Kutcher plays Adam, a guy trying to get over the fact that his ex-girlfriend is now dating his famous father (Kevin Kline). After a booze-filled night, he wakes up on a sofa belonging to Emma (Portman). A ‘one-morning stand’ quickly ensues.

He’s smitten, but she says having a boyfriend brings her out in the emotional equivalent of a ‘peanut allergy’. She’s happy to have regular and adventurous sex with him, but doesn’t want to snuggle, or fight, or eat breakfast together, or do anything ‘regular couples’ do. Adam accepts the ground rules, while helpfully mapping out a future where they fall in love.
The project’s working title was ‘Friends With Benefits’, which may explain why Paramount’s official synopsis describes the characters as “lifelong friends” (which they’re not) whose unorthodox relationship is rooted in trying to “protect their friendship”. Funny, I thought the original excuse was Emma’s 80-hour working week.
There are some mildly amusing lines but few laugh-out-loud moments. Adam’s response to his father’s revelation is to call every female whose number he possesses until one of them agrees to sleep with him. During a brief montage, he first offers to move to Ohio and, when that fails, tells the next person on his list: “Of course I can visit – which hospital?” It is as if Eddie Murphy’s Prince Akeem in ‘Coming To America’ said ‘yes’ to the devil-worshipper, or the woman who was Joan of Arc in a former life, or the lady whose husband was on death row.
But for every snappy one-liner, there’s a crude, sex-based joke … and even the best of those aren’t great. A chauvinistic honky-tonk singer belts out the line ‘I got 99 problems and a bitch ain’t one’. Adam’s friend Eli suggests that a one-night stand in a Prius is a guilt-free experience, because hybrid cars are environmentally friendly. You get the picture.
When Emma tells Adam to sleep with a stranger, his friends tell him he’s living every man’s dream.

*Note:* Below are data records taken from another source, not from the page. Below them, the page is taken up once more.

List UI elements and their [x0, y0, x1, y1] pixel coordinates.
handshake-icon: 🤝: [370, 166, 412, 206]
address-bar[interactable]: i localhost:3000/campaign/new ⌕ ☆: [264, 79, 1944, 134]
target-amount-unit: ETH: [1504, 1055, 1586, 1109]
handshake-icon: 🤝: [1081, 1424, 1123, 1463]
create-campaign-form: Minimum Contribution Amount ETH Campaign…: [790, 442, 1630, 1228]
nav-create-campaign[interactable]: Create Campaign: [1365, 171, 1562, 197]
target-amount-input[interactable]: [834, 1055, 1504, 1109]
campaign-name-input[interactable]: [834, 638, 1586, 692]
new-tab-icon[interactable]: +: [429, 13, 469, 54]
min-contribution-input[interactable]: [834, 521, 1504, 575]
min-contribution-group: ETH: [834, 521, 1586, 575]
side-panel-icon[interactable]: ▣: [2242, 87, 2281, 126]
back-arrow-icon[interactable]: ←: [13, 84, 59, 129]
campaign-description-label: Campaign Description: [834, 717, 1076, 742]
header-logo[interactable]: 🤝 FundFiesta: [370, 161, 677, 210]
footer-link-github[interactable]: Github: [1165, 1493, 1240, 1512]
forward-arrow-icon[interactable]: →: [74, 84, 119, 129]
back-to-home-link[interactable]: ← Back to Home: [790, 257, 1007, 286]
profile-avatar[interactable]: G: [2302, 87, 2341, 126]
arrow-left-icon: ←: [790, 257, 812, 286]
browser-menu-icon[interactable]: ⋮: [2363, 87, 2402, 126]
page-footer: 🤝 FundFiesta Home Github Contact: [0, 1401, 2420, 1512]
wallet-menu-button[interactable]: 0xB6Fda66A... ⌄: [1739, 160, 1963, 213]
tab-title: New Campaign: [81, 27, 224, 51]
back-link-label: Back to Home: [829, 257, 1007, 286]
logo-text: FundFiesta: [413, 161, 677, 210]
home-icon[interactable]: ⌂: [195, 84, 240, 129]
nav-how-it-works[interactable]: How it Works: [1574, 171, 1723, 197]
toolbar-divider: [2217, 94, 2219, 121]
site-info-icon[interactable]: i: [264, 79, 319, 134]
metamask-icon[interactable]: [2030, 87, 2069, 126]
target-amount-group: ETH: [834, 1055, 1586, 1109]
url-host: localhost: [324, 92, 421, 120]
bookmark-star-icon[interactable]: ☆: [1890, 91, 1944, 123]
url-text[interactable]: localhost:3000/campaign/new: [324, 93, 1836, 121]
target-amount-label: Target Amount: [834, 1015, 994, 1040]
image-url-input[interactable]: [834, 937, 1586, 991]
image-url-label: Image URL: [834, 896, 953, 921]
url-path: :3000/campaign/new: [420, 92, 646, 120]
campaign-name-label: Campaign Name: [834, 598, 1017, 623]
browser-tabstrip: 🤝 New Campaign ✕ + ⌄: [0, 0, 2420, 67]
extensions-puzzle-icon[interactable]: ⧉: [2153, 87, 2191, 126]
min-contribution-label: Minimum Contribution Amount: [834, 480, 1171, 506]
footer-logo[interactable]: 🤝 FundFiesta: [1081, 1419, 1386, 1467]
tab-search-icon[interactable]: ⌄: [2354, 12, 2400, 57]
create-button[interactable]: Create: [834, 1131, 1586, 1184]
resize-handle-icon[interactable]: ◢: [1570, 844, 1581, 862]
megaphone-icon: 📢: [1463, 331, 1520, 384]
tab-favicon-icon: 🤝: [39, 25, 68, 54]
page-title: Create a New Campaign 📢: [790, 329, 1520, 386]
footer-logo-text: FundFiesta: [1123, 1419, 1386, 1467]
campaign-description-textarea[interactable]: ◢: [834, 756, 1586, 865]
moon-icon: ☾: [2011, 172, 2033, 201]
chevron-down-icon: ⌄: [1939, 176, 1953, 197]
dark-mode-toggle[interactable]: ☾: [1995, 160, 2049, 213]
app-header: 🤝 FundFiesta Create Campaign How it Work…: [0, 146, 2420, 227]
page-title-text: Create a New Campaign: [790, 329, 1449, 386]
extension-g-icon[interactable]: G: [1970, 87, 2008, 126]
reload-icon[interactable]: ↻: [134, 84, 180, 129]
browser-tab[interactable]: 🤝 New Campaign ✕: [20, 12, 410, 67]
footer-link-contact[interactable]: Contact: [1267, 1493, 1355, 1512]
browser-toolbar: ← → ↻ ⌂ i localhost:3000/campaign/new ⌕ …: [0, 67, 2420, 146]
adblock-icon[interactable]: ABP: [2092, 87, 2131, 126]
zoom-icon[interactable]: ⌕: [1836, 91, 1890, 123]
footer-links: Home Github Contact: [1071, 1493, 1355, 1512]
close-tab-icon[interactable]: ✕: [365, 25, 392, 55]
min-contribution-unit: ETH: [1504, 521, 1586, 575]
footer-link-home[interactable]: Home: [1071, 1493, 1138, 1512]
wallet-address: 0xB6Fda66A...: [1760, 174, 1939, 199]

But his interest in her has gone beyond the physical, and a game of double (or even treble) bluff follows.
It’s ground that was dealt with successfully in ‘Love and Other Drugs’, where Anne Hathaway’s reluctance to get close to Jake Gyllenhaal could be explained by her early-onset of Parkinson’s Disease. Here, Emma’s refusal to commit to the “annoyingly happy” man with “a good heart” increasingly grates, and makes you wonder – or care – if they should be together at all.
So is ‘No Strings Attached’ worth seeing? It has its moments, but to use a double entendre that could have been taken from the script – I’ve had better.